The imprisonment of Warmbier, if confirmed, would likely further chill relations with the US as the Obama administration seeks to ratchet up pressure on the North Korean regime over a fourth nuclear test in January and a long-range rocket launch weeks later.
Pundits have wondered if the sentencing might be North Korea’s way of forcing the West’s hand after the United Nations Security Council this month passed a resolution tightening sanctions on North Korea, including a ban on exports of certain minerals – a key source of hard currency for the Kim Jong Un regime.
A report via the sydneymorningherald notes North Korea having used detained and convicted US nationals as political pawns as a way to draw prominent American figures such as former U.S. President Jimmy Carter to open negotiations with Washington.

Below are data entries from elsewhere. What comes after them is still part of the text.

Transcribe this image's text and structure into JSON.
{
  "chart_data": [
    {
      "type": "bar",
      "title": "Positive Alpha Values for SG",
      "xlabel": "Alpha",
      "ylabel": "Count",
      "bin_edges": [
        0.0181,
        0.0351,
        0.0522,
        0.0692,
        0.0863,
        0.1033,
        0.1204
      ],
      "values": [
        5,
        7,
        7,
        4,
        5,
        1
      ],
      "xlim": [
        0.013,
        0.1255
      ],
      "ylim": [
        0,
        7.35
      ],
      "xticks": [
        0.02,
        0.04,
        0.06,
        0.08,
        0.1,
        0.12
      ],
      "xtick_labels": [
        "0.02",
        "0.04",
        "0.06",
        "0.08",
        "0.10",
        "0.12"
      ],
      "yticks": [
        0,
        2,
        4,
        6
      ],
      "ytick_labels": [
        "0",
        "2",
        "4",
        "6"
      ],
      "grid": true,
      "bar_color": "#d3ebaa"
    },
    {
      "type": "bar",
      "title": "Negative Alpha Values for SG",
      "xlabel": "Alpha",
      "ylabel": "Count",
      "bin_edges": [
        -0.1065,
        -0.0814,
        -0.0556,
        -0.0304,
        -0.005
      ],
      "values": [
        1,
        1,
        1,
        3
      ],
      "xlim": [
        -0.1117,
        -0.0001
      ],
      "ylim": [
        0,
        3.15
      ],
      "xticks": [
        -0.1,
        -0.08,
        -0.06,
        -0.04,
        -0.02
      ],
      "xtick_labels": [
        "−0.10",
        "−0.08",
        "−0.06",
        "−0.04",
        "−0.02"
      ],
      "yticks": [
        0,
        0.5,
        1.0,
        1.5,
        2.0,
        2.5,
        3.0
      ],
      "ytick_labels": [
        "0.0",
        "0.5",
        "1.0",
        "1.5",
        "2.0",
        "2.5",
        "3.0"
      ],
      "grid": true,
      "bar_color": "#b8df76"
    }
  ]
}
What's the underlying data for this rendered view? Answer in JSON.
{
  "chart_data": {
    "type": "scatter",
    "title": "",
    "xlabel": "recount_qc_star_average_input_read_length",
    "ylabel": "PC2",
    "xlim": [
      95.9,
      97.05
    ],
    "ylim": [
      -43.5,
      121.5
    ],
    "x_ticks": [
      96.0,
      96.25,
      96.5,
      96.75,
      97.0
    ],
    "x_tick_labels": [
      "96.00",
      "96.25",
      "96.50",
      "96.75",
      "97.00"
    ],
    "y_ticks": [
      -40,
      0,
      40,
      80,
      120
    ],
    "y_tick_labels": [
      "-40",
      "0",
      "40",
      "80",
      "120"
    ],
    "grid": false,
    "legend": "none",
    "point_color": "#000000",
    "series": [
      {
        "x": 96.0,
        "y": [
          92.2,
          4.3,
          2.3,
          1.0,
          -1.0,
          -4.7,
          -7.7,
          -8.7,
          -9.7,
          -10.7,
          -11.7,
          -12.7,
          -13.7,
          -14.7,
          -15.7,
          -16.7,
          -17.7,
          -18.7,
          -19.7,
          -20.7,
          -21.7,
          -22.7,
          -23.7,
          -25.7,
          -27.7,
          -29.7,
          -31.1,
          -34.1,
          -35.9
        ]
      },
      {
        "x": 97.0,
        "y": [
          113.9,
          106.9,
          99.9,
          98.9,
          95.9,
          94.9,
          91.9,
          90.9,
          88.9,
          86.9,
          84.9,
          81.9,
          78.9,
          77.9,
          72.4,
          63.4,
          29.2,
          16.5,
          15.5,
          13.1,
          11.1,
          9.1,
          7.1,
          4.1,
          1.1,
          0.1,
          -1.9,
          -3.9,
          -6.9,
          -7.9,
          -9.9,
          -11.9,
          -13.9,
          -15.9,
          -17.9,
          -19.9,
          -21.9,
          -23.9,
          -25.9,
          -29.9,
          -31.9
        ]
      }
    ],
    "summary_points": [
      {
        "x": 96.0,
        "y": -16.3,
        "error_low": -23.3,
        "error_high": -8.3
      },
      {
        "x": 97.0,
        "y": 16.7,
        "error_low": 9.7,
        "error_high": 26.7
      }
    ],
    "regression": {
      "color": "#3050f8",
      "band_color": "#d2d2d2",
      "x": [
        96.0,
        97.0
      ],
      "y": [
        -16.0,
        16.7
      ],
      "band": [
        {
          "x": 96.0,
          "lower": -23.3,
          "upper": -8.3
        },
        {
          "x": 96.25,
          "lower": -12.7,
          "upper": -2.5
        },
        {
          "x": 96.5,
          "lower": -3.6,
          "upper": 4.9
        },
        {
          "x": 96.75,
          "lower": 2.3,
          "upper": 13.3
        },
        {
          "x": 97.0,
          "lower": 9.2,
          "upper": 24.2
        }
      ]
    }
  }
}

The US’s efforts to help Warmbier are complicated by having no diplomatic relations with North Korea. Instead, it maintains contact through the Swedish embassy in Pyongyang.
Notes smh.com.au: James Clapper, director of national intelligence, went to North Korea in November 2014 to gain the release of two Americans. He returned with Kenneth Bae, then a 46-year-old Korean-American missionary, who had been sentenced to 15 years of hard labour after North Korea convicted him of proselytising, and Matthew Todd Miller, a 25-year-old American who was charged with “unruly behavior” after he tore up his passport and for trying to infiltrate the country’s prison camps.
Former president Jimmy Carter travelled to North Korea to win the release of Aijalon Mahli Gomes, an American accused of illegally entering the country in 2010, and former president Bill Clinton went to North Korea to secure the release of journalists Laura Ling and Euna Lee in 2009.
On its website, the U.S. State Department ‘strongly recommends against all travel to the DPRK,’ citing the ‘risk of arrest and long-term detention due to the DPRK’s inconsistent application of its criminal laws.’